Seventh Preferred Embodiment
[0271] FIG. 29 is a block diagram showing a configuration of a
lead-in (rewritable) area 2401 and a user data area 2402 within an
optical disk and a configuration of an optical disk reproducing
apparatus for decrypting an encrypted content from data of the
lead-in area 2401 and the user data area 2402 according to the
seventh preferred embodiment of the present invention.
[0272] Referring to FIG. 29, in the same way as in that of the
sixth preferred embodiment of FIG. 26, each of the lead-in area
2401 and the user data area 2402 is constructed from sectors having
a sector header area 2101, the main data area 2102 and an error
detection code 2103. In the sector header area 2101, there are
recorded a sector address 2104 for indicating the position of the
sector and copyright control information 2105 for recording
copyright control information (including a scramble flag, copy
control information or the like) with respect to the data that are
recorded in the main data area 2102. Further, the sector header
area 2101 includes a key index area 2403 for recording a key index
for indicating the recording position of the decipher key (that is,
the recording position of storing position in a decipher key table
2404 within the main data area 2102) for referring to a decipher
key for decrypting in the case where the data of the main data area
2102 are encrypted.
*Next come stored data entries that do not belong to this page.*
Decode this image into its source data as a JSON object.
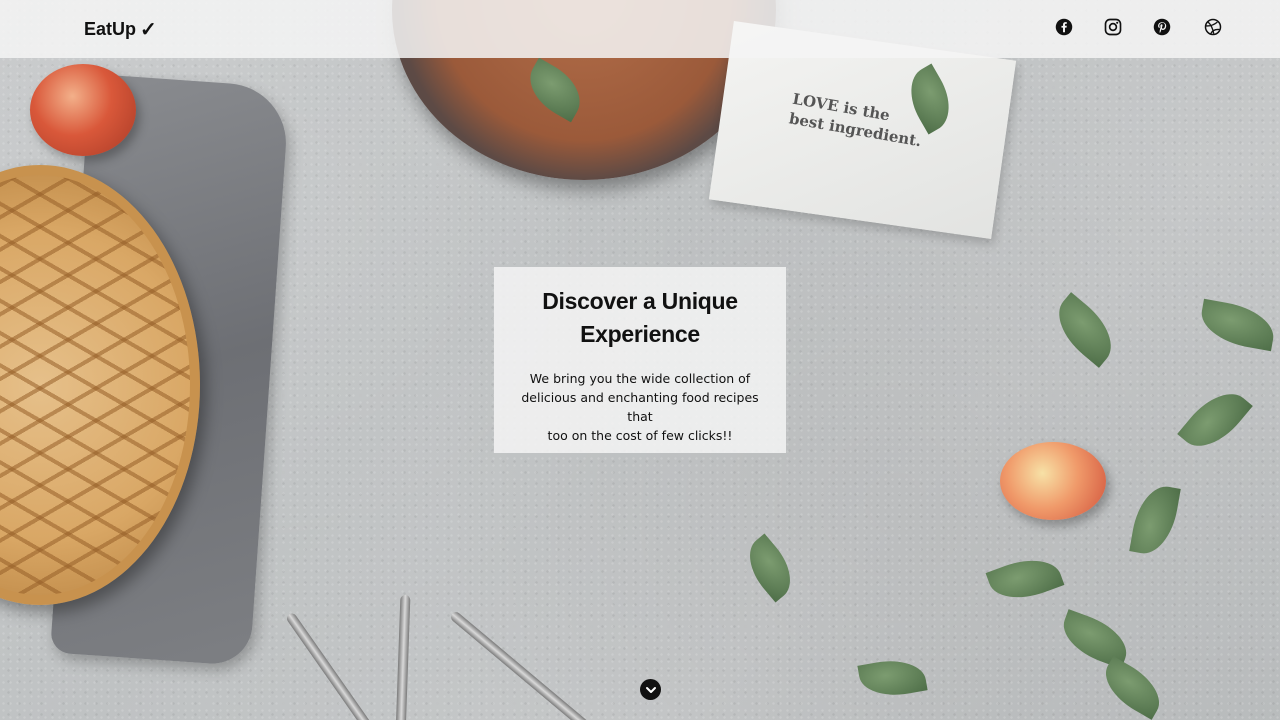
{
  "header": {
    "brand": "EatUp",
    "brand_mark": "✓",
    "social": [
      {
        "name": "facebook-icon"
      },
      {
        "name": "instagram-icon"
      },
      {
        "name": "pinterest-icon"
      },
      {
        "name": "dribbble-icon"
      }
    ]
  },
  "hero": {
    "title_line1": "Discover a Unique",
    "title_line2": "Experience",
    "text_line1": "We bring you the wide collection of",
    "text_line2": "delicious and enchanting food recipes that",
    "text_line3": "too on the cost of few clicks!!"
  },
  "background": {
    "napkin_line1": "LOVE is the",
    "napkin_line2": "best ingredient."
  },
  "scroll_button": {
    "icon": "chevron-down-icon"
  },
  "colors": {
    "header_bg": "#f5f5f5",
    "text": "#111111",
    "card_bg": "#f5f5f5"
  }
}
The decipher key for decrypting the encrypted
content recorded in the user data area 2402 is recorded in a form
of a decipher key table 2404 in the lead-in area 2401 which is
rewritable in a form of a table. The decipher key that is recorded
in the lead-in area 2401 is referred to by the key index that is
recorded in the key index area 2403. In the same way as that of the
sixth preferred embodiment illustrated in FIG. 26, the decipher key
referred to as described above is decrypted into the padding data
and the decipher key (or title key) by the key decrypting device
2112 using a predetermined disk key, and thereafter, the
above-mentioned decrypted decipher key (or title key) is converted
into a content decipher key by the key converter 2113 using the
decipher key conversion data, and then, the converted content
decipher key is outputted to the decrypting device 2114. The
decrypting device 2114 decrypts the data of the encrypted content
by using the content decipher key, and then, generates and outputs
data of the decrypted content.
[0273] In an optical disk and an optical disk reproducing apparatus
according to the seventh preferred embodiment constituted as
described above, by recording a key index for reference in the key
index area 2403 within the sector header area 2101, it becomes
possible to allocate the decipher key size of the decipher key
table 2404 independently from the size of the key index area 2403.
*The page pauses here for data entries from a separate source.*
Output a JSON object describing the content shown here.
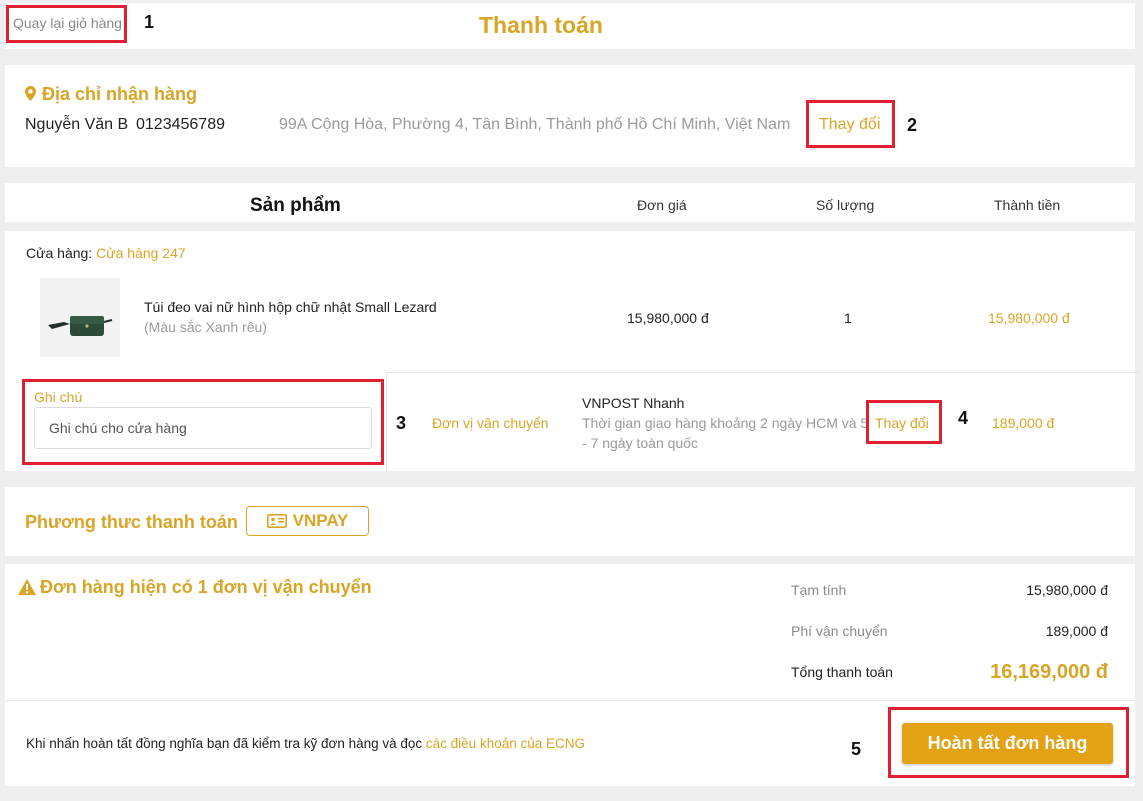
{
  "header": {
    "back_label": "Quay lại giỏ hàng",
    "title": "Thanh toán"
  },
  "address": {
    "title": "Địa chỉ nhận hàng",
    "name": "Nguyễn Văn B",
    "phone": "0123456789",
    "full_address": "99A Cộng Hòa, Phường 4, Tân Bình, Thành phố Hồ Chí Minh, Việt Nam",
    "change_label": "Thay đổi"
  },
  "table_header": {
    "product": "Sản phẩm",
    "unit_price": "Đơn giá",
    "quantity": "Số lượng",
    "total": "Thành tiền"
  },
  "order": {
    "store_label": "Cửa hàng:",
    "store_name": "Cửa hàng 247",
    "product_name": "Túi đeo vai nữ hình hộp chữ nhật Small Lezard",
    "product_variant": "(Màu sắc Xanh rêu)",
    "unit_price": "15,980,000 đ",
    "quantity": "1",
    "total": "15,980,000 đ",
    "note_label": "Ghi chú",
    "note_placeholder": "Ghi chú cho cửa hàng",
    "shipping_label": "Đơn vị vận chuyển",
    "shipping_name": "VNPOST Nhanh",
    "shipping_desc_line1": "Thời gian giao hàng khoảng 2 ngày HCM và 5",
    "shipping_desc_line2": "- 7 ngày toàn quốc",
    "shipping_change_label": "Thay đổi",
    "shipping_fee": "189,000 đ"
  },
  "payment": {
    "label": "Phương thưc thanh toán",
    "method": "VNPAY"
  },
  "summary": {
    "warning": "Đơn hàng hiện có 1 đơn vị vận chuyển",
    "subtotal_label": "Tạm tính",
    "subtotal_value": "15,980,000 đ",
    "shipping_label": "Phí vận chuyển",
    "shipping_value": "189,000 đ",
    "total_label": "Tổng thanh toán",
    "total_value": "16,169,000 đ",
    "terms_prefix": "Khi nhấn hoàn tất đồng nghĩa bạn đã kiểm tra kỹ đơn hàng và đọc",
    "terms_link": "các điều khoản của ECNG",
    "complete_label": "Hoàn tất đơn hàng"
  },
  "annotations": [
    "1",
    "2",
    "3",
    "4",
    "5"
  ],
  "colors": {
    "accent": "#d9a526",
    "button": "#e2a214",
    "annotation_box": "#e0202e"
  }
}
Also, after allocating the size of the decipher key table 2404, by
utilizing a plurality of decipher keys continuously from the
decipher key table 2404 indicated by the key index within the key
index area 2403, a decipher key of an arbitrary or free size can be
used.
[0274] FIG. 30A is a block diagram showing a data configuration of
the case where an initial value of a decipher key represents an
unrecorded status in the main data area 2102 of the lead-in area
2401 within an optical disk according to the seventh preferred
embodiment. Referring to FIG. 30A, as the initial value of the
decipher key recorded upon formatting of the optical disk or the
like, the data in the unrecorded status 2501 is recorded with an
already known fixed value (for example, data such as all zeros)
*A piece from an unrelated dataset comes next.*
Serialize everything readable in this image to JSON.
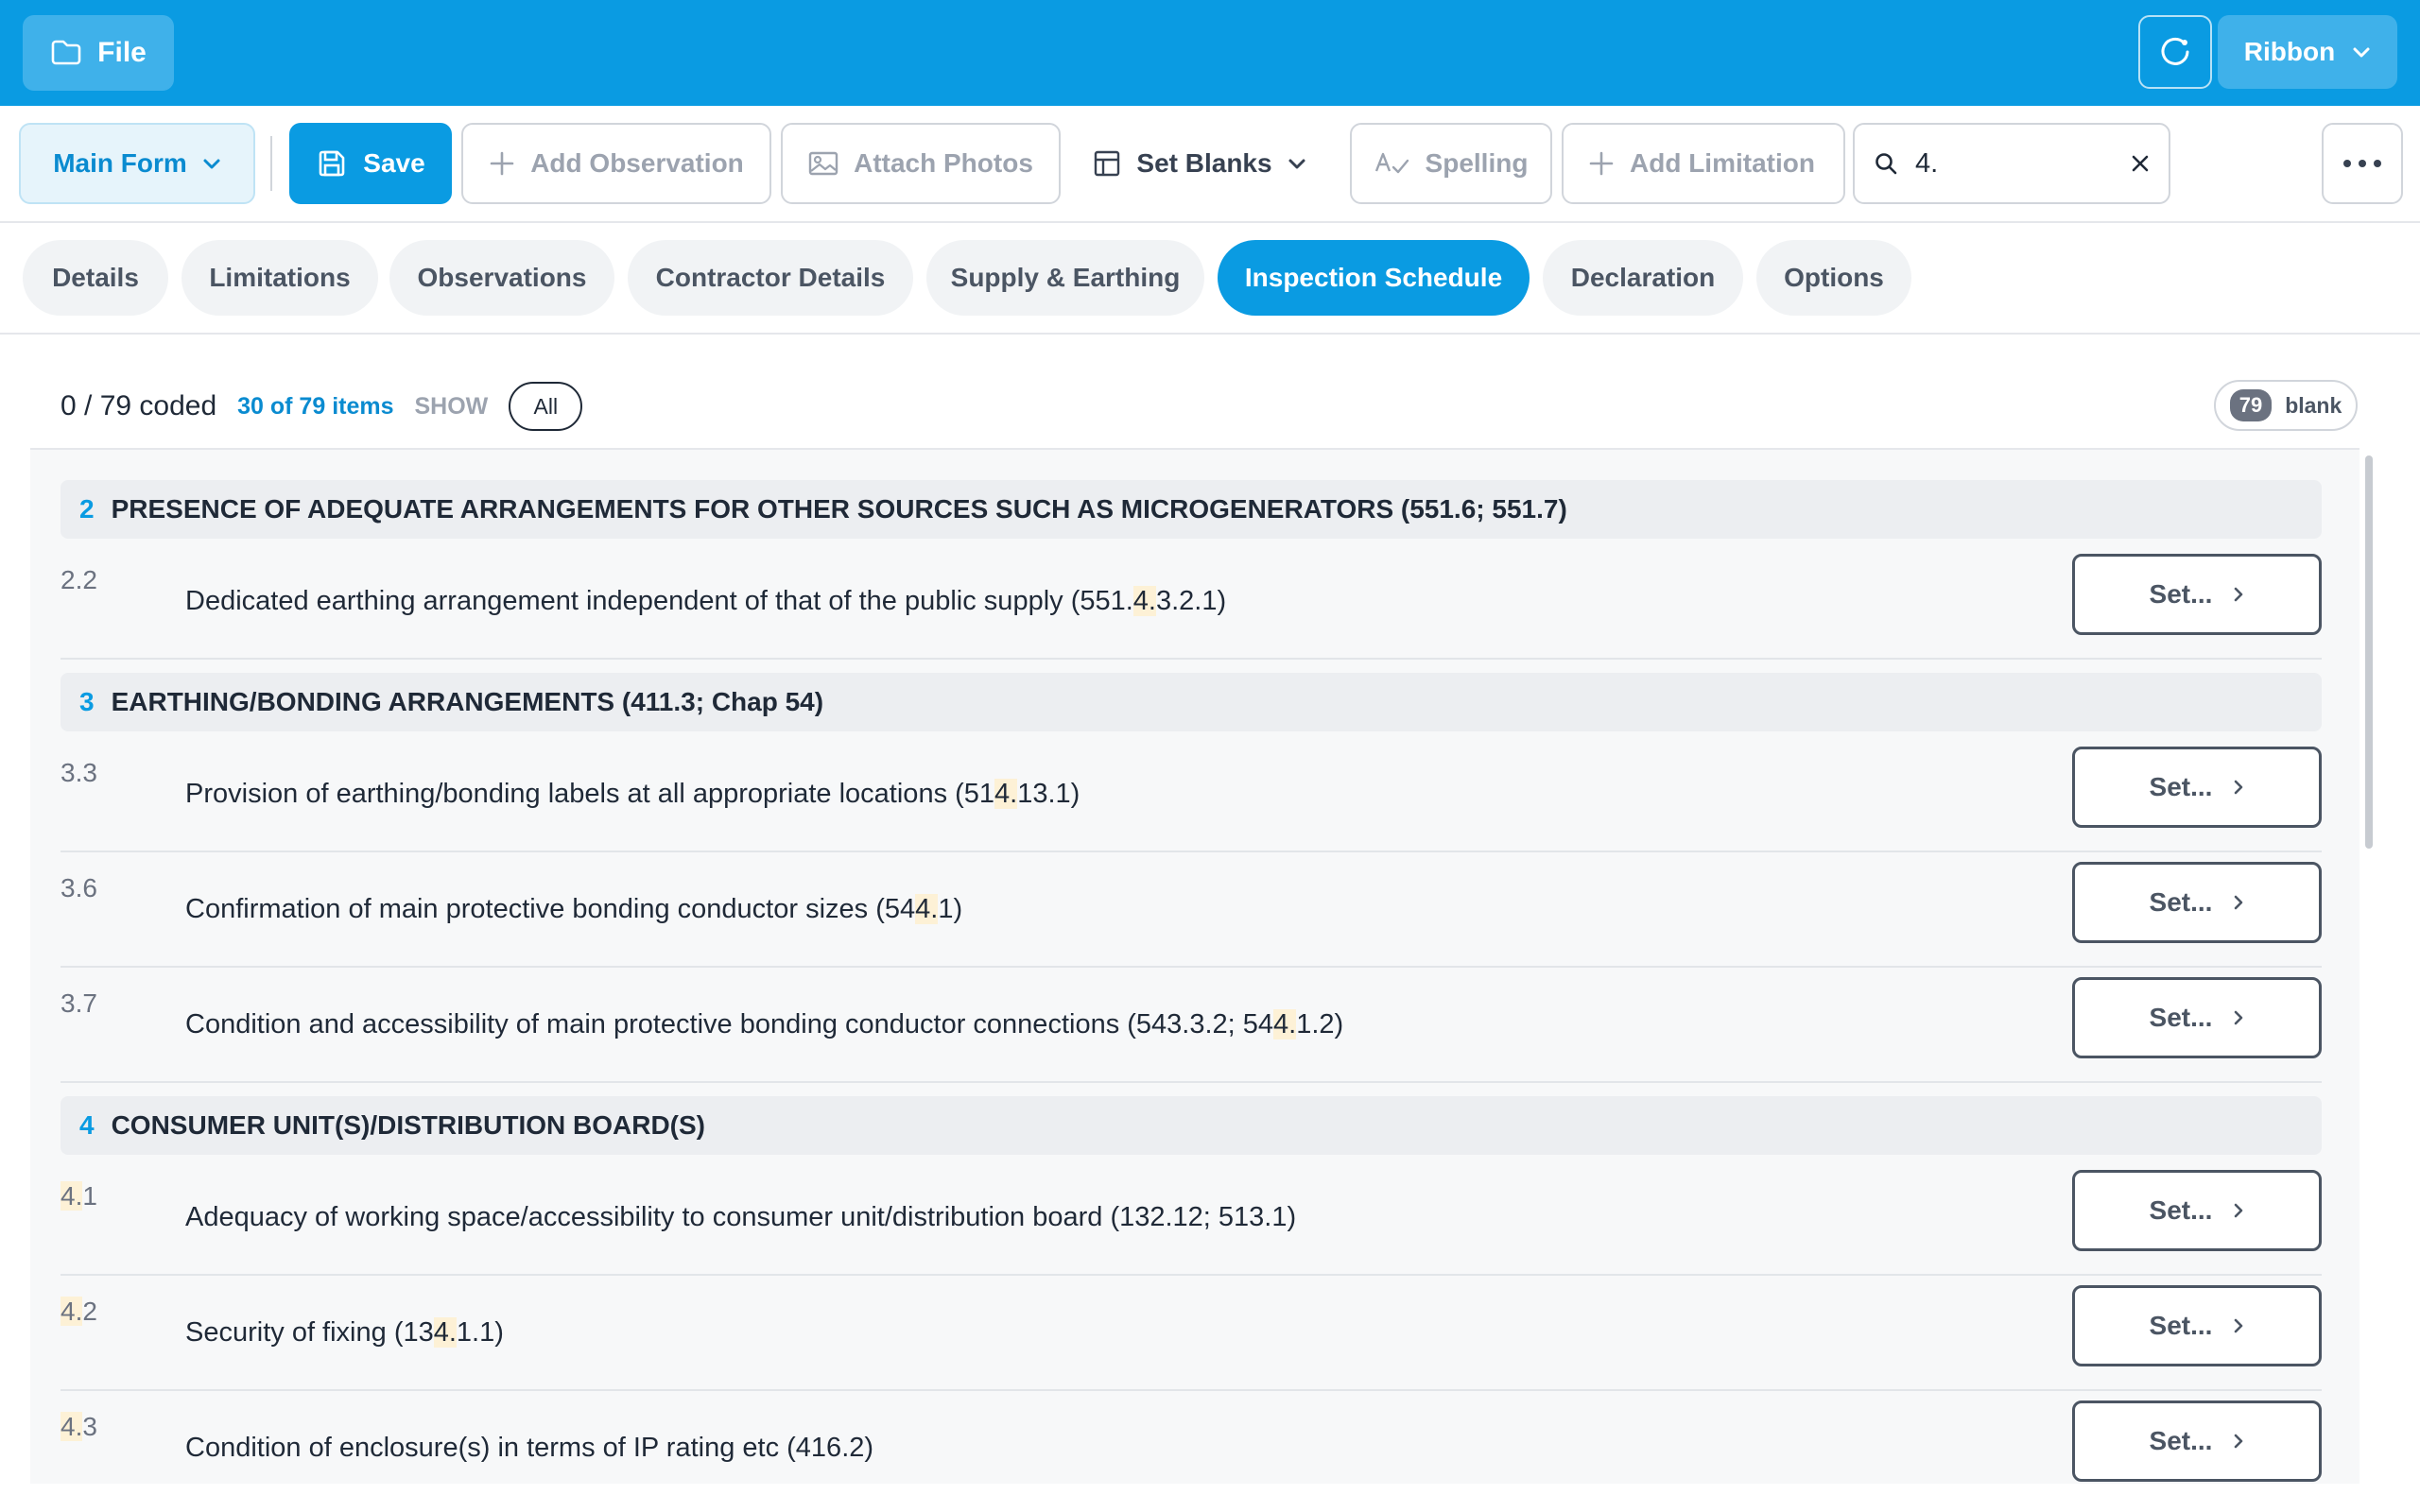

which are not used as a key to thereby indicate the unrecorded
status of the decipher key.
[0275] FIG. 30B is a block diagram showing a data configuration of
the case where a recorded status is represented with a decipher key
status table in the main data area 2102 of the lead-in area 2401
within an optical disk according to the seventh preferred
embodiment. Referring to FIG. 30B, in the same way as that of the
decipher key illustrated in FIG. 30A, the decipher key status table
2502 in a form of table which can be referenced by an index is
arranged in the lead-in area 2401, and the recorded status of the
decipher key is described as follows as record status data
2503:
[0276] (1) 0x00: unused;
[0277] (2) 0x01: area reservation;
[0278] (3) 0x03: key recorded; and
[0279] (4) otherwise: reserved.
[0280] In this case, Ox indicates a hexadecimal representation of
the following symbols or numbers.
[0281] FIG. 31 is a block diagram showing an allocation of decipher
keys in an optical disk according to the seventh preferred
embodiment. In an example of FIG. 31, an allocation of the decipher
key area of the disk is devised so as to enhance the reliability of
the decipher keys. Usually, defect management is carried out in the
user data area 2602, and therefore, in the case where a write
failure occurs, a replacement process for an area to be replaced or
the like is carried out. In the lead-in area 2601, however, the
defect management as described above is not carried out. Therefore,
by occurrence of a write-in failure, a read-out failure or the
like, the decipher key, which is required for producing the AV
data, may be converted into an unusable status, and moreover, there
may be the case where the optical disk itself may be converted into
an unusable status. Accordingly, a total plurality of decipher keys
are desired to be recorded over a plurality of different ECC
blocks. In the case where a plurality of decipher keys are recorded
in areas adjacent to each other, all of the entire plurality of
decipher keys which have been recorded may not be read out due to
scratches or dust. Therefore, as shown in FIG. 31, it is preferable
to record in separate positions in a layout, such as the inner
peripheral side and the outer peripheral side of the optical disk,
respectively, for example, in the lead-in area 2601 and the
lead-out area 2603.
[0282] In the seventh preferred embodiment of FIG. 29, the decipher
key areas are allocated in the lead-in areas 2401 and 2601. This is
because to enhance the safety when access is taking place from a
drive unit of a personal computer or the like, with taking into
consideration that the user data area 2602 is an accessible area by
a conventional read command or write command. Accordingly, the same
advantageous effects can be obtained by allocating these in the
user data area 2602.
Eighth Preferred Embodiment
[0283] FIG. 32 is a block diagram showing a data configuration when
data of an optical disk is managed by a file management system of
an eighth preferred embodiment according to the present invention.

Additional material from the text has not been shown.